Avanza l’odio contro le donne: sul totale delle persone colpite da hate speech, le donne sono la metà. Irrompe, purtroppo atteso, l’odio antisemita, che passa dal 6,59% di due anni fa al 27% attuale. E avanzano anche xenofobia e islamofobia, a ricordarci che la società in cui viviamo è attraversata da forti pulsioni di rigetto del cosiddetto “straniero”, portatore di storia, cultura, usanze diverse dalle nostre e considerate perciò minacciose. Una delle connotazioni dell’odio online rilevate dalla Mappa n.8 è in effetti una forte concentrazione sul rigetto dello straniero percepito come diverso a tutti gli effetti. Un elemento che, come vedremo  – spiega la ricerca -, viene evidenziato anche dall’analisi della intersezionalità, dove per le donne l’intersezionalità maggiore si rileva sulla linea donna straniera. È un passaggio evidente, che riflette il disagio sociale diffuso e che cambia il percepito delle persone (nella rilevazione del 2022 il focus dell’odio riguardava i diritti della persona, con una dominanza di odio misogino, omotransfobico, concentrato sull’abilismo). A tal proposito, emerge sempre di più la necessità di educare all’uso dei social network e di ripensare le relazioni fra mass media, piattaforme social e utenti, al fine di prevenire forme sempre più radicali di odio, che possono superare i confini della dimensione online e tradursi in atti concreti come i femminicidi o i sempre più frequenti attacchi di bullismo. Il secondo livello di rilevazione, messo a punto dal team della Statale, riguarda lo studio sui dati geolocalizzati, grazie al contributo dei LLM, che hanno consentito una campionatura efficace dei dati stessi.

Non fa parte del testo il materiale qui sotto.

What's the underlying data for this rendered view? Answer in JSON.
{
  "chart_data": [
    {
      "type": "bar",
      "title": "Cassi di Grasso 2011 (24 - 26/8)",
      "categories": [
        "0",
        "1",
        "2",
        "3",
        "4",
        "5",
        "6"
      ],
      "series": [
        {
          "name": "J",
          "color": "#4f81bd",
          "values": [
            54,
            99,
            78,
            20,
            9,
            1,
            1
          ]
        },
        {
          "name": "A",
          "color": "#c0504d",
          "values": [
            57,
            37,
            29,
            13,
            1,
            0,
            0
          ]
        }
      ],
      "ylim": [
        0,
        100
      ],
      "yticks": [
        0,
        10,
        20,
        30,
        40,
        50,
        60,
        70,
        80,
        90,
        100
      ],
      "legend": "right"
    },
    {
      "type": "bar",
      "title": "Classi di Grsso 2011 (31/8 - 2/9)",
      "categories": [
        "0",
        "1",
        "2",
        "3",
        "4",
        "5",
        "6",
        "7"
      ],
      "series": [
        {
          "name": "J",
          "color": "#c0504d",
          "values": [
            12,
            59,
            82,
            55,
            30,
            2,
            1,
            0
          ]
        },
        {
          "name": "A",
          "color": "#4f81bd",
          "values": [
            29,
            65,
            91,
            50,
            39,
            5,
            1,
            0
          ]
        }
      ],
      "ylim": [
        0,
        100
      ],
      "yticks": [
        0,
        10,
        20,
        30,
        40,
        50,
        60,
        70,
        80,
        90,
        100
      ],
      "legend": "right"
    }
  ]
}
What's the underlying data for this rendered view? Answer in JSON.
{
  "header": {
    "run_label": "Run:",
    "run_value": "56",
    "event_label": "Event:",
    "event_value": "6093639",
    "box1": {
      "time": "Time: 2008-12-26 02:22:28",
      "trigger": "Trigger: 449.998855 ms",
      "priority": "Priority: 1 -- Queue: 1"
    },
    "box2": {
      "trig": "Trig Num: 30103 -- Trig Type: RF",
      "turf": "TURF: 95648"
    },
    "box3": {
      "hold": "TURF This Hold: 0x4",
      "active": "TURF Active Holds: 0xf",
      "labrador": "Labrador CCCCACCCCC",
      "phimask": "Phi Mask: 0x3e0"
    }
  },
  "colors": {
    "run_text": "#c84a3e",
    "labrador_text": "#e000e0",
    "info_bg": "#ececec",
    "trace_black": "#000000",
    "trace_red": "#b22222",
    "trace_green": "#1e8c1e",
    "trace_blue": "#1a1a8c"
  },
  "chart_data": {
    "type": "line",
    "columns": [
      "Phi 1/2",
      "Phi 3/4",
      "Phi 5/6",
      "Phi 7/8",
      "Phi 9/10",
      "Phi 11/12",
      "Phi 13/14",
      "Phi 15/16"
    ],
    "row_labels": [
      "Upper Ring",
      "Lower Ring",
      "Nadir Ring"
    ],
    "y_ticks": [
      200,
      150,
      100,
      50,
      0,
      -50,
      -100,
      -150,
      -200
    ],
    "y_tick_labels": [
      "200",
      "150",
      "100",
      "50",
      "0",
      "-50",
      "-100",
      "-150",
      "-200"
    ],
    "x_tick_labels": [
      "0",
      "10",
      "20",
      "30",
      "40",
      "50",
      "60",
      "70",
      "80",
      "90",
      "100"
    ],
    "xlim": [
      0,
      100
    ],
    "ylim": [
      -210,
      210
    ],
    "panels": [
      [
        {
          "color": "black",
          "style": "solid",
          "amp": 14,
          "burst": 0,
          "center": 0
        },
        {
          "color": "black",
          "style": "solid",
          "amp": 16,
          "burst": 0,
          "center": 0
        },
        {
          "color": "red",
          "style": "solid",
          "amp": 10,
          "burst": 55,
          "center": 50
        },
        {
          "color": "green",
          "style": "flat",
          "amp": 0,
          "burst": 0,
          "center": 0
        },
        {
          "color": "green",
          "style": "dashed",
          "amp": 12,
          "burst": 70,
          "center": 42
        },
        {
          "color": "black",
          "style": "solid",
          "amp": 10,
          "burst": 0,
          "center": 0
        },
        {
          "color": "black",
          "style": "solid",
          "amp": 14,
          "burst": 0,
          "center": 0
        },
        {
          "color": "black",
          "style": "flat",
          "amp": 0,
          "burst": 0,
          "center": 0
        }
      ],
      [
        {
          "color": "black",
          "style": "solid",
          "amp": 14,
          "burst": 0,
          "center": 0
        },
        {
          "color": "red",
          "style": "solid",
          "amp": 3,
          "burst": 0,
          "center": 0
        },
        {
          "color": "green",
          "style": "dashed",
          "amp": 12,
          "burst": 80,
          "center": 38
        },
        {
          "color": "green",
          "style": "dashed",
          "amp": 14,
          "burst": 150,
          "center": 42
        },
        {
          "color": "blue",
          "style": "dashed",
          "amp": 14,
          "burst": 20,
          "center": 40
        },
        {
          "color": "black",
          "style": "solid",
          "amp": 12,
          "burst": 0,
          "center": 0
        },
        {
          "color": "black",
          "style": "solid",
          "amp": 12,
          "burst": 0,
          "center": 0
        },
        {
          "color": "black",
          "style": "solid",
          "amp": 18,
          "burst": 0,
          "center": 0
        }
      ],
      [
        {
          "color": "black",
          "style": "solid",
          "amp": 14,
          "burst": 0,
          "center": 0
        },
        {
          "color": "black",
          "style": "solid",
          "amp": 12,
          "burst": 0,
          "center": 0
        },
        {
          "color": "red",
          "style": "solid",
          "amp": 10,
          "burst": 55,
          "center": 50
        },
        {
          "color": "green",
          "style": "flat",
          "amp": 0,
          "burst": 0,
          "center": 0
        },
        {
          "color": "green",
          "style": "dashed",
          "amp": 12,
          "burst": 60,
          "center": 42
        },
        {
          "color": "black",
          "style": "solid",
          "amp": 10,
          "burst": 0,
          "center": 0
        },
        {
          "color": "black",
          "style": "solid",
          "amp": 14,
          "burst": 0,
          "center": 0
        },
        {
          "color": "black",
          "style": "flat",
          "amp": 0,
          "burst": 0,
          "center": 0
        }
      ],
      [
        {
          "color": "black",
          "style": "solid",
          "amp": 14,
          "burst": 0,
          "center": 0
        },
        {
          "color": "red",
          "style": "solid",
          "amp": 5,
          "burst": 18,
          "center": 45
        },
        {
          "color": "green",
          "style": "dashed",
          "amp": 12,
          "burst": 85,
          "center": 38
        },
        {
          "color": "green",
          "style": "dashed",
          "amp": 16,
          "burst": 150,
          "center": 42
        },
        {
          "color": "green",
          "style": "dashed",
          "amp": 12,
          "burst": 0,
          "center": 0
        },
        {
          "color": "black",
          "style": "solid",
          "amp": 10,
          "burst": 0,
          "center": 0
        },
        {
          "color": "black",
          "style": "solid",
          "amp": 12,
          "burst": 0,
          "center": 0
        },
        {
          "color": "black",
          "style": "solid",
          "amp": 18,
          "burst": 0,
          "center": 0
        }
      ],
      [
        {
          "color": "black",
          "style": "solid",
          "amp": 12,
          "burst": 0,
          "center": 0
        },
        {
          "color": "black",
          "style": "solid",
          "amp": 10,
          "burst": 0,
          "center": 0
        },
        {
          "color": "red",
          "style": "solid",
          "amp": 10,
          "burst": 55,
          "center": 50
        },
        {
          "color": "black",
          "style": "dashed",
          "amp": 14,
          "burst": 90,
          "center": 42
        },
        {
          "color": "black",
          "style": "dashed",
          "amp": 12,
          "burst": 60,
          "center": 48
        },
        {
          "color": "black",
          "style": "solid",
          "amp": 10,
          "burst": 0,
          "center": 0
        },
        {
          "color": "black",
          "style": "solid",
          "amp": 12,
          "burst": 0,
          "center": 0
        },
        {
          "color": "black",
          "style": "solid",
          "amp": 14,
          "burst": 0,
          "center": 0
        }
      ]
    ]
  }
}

Per quanto riguarda la distribuzione dell’odio nelle diverse regioni e città italiane, non ci sono differenze di rilievo rispetto agli anni passati: le città più coinvolte risultano le grandi città (elemento dovuto, come già evidenziato nel corso degli anni, anche alla maggiore diffusione della piattaforma X nei grandi centri). Qui in ogni caso Milano appare come la città più misogina e xenofoba, mentre Roma svetta in quanto ad antisemitismo e omotransfobia. Un’analisi interessante riguarda il genere degli “odiatori”, dove si evidenzia come nella categoria misoginia, ben il 20, 81% dello hate speech sia prodotto dalle donne stesse (contro il 30,15% degli uomini), fenomeno che parrebbe prefigurare una sorta di “auto- oggettivazione”, di scelta cioè di un bersaglio esterno (un’altra donna), a fronte della difficoltà a percepirsi in quanto vittima o a viversi come poco autonoma.

Infine, il terzo livello di analisi, sempre messo a punto dal team della Statale attraverso i LLM, riguarda l’incidenza dello stereotipo negativo sulla formazione e diffusione dello hate speech. Si tratta di una prospettiva di ricerca inedita per la Mappa dell’Intolleranza, che porta a riflessioni importanti circa la presenza di assetti culturali profondi, che condizionano inevitabilmente formazione e diffusione di hate speech.